Manouche secondo la Bellucci
Monica Bellucci: Questo ruolo per me è stato un regalo. Manouche è una donna molto femminile e allo stesso tempo molto forte perché viene dalla strada ed è cresciuta in un mondo di gangster. È un'anima che piange, ha una coscienza, ma non può fuggire da quel mondo malavitoso perché ne fa parte. Si è tinta bionda (e lo abbiamo voluto rimarcare con la ricrescita visibile) perché si è voluta rifare un'immagine, se l'è costruita per difendersi dalla strada. Manouche vuol dire gitana ed è il nome che le ha dato il suo primo grande amore, Paul, ma lei finge di essere una donna borghese. Farebbe qualsiasi cosa per l'uomo che ama, ma l'istinto di sopravvivenza la spinge verso colui che può proteggerla meglio. È una donna matura che ha avuto tanti uomini ma non ha nessun figlio, come se si fosse negata di avere un figlio di cui non sapeva chi sarebbe stato il padre. Vive negli anni '60 e anche se è molto forte non ha i diritti che hanno le donne oggi. Lei non può stare senza un uomo al suo fianco. È un tipo di donna che oggi non esiste più. Ne Le Deuxième souffle è al centro di una storia dominata dagli uomini e il look mi ha aiutata a creare il ruolo. Per interpretare questo ruolo mi sono ispirata a tutte le bionde del mondo, quelle attrici francesi che mi hanno fatto sognare, come Brigitte Bardot o Catherine Deneuve, e a Lauren Bacall ne Il grande sonno. Ciò nonostante, se faccio questo mestiere è grazie ad Anna Magnani, Sophia Loren, Gina Lollobrigida, Silvana Mangano. Sono state le brune a ispirarmi.

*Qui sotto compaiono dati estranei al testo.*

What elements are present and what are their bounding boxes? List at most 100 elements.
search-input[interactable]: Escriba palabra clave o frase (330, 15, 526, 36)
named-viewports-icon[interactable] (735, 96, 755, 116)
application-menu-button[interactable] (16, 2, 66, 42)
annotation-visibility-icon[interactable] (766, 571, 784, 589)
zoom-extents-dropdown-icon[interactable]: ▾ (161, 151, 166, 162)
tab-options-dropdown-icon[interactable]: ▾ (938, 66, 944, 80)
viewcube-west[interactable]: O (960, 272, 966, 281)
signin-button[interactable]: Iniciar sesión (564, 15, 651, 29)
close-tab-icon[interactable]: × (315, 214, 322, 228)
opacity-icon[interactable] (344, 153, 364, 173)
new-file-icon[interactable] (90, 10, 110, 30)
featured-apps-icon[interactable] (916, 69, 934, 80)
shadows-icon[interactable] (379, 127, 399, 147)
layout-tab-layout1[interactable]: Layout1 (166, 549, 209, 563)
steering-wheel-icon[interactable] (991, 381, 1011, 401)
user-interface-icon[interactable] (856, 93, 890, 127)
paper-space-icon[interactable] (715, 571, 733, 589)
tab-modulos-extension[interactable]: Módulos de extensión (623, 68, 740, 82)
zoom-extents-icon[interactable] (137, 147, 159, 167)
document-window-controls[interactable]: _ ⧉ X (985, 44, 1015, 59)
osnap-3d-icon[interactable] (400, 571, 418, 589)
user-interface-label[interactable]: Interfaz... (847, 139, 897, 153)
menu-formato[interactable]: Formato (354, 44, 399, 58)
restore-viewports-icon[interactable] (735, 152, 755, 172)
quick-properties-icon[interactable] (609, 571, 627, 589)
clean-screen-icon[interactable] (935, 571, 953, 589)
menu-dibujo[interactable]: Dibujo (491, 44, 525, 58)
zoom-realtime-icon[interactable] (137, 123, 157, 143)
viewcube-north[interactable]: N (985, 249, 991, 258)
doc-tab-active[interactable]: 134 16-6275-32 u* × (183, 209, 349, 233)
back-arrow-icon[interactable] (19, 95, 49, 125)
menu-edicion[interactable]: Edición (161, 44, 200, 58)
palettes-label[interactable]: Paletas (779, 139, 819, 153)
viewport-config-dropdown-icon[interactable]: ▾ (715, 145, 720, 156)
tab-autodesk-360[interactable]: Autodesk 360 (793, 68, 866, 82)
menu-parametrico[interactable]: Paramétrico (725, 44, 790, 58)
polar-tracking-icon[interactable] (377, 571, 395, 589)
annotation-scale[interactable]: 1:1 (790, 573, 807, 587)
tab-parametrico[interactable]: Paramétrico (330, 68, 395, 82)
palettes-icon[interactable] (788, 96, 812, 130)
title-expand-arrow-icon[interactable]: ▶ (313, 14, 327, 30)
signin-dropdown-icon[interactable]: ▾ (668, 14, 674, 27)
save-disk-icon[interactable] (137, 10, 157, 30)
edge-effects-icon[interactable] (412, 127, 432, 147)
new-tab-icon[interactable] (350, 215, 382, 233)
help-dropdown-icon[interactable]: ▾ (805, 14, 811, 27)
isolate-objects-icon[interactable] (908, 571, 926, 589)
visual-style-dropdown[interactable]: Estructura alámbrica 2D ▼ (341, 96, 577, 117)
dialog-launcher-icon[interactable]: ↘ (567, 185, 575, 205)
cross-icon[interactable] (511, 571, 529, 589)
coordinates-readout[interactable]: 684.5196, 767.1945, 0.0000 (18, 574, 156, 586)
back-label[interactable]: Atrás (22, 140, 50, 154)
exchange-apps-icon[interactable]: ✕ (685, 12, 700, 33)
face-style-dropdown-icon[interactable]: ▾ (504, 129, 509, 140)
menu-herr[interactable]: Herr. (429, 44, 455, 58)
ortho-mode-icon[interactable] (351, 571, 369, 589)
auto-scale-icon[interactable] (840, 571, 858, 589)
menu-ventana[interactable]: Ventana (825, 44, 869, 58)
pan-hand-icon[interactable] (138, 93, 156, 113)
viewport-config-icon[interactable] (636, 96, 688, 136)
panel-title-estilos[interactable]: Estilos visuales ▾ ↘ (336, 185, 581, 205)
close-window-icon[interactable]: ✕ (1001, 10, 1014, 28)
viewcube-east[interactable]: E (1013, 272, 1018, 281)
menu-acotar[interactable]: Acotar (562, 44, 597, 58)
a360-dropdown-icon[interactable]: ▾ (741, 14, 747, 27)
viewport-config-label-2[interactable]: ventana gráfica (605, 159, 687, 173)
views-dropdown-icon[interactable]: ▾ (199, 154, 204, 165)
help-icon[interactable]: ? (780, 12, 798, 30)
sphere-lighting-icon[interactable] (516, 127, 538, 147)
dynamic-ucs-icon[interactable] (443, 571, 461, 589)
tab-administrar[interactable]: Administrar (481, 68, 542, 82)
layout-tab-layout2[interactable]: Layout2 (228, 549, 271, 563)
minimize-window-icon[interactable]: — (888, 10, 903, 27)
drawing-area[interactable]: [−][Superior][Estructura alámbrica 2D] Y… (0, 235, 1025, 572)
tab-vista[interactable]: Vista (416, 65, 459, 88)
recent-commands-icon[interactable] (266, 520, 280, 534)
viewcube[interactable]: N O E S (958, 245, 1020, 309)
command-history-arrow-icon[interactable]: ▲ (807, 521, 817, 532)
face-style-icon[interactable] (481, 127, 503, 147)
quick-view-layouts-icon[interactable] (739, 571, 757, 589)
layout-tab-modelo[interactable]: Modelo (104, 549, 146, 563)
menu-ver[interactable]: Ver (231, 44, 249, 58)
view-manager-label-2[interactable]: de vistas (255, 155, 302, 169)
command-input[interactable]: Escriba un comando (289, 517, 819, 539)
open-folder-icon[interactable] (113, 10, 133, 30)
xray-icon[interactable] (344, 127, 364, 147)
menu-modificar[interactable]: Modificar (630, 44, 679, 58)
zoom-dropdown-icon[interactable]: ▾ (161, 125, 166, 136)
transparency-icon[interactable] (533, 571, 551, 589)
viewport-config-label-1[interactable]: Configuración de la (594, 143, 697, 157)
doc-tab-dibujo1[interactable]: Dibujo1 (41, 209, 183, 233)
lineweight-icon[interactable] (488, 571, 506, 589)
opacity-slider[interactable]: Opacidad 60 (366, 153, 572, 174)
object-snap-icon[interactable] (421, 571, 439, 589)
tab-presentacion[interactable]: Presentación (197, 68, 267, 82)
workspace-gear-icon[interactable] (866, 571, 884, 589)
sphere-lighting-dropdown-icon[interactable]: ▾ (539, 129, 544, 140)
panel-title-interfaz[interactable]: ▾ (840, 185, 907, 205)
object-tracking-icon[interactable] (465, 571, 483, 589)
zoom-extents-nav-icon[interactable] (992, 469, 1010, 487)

Personaggi ispirati alla realtà e i codici d'onore
Alain Corneau: Tutti i personaggi dei libri di José Giovanni sono esistiti realmente, lui li aveva conosciuti, alcuni erano evasi dal carcere, altri avevano commesso omicidi, ma è ovvio che lui li aveva descritti in maniera diversa. Diceva sempre: "Quello che mi interessa è costruire una realtà tragica con un codice d'onore". Credo che ai tempi non fosse così difficile che tra i gangster ci fosse questo codice d'onore, il rispetto per la parola data. È vero però che con gli anni la malavita si è molto trasformata, forse anche a causa degli stupefacenti, dei grandi traffici. Per prepararmi a questo film ho assistito a molte inchieste poliziesche e ho visto come si comportano oggi i malviventi. Basta che gli metti le manette e quelli iniziano a tirare fuori i nomi, denunciando amici e parenti. La droga ha cambiato moltissime cose, ha fatto scomparire codici che in un'epoca passata esistevano realmente. Codici eterni che ci riguardano tutti, come la moralità e la lealtà. Forse è per questo che nei film polizieschi si dice spesso che una volta era meglio...

Il noir
Alain Corneau: Amo il noir perché si tratta di un corpus collettivo. Ci possiamo sentire artigiani all'interno di un gruppo che va verso la stessa direzione. Il cinema hollywoodiano e quello asiatico hanno fatto molto per questo genere. Penso a De Palma o a Scorsese di cui l'ultima opera cinematografica è proprio un remake di un film hongkonghese. Non dimentichiamoci però che la parola noir è francese. Infatti gli asiatici riconoscono il loro debito con Melville.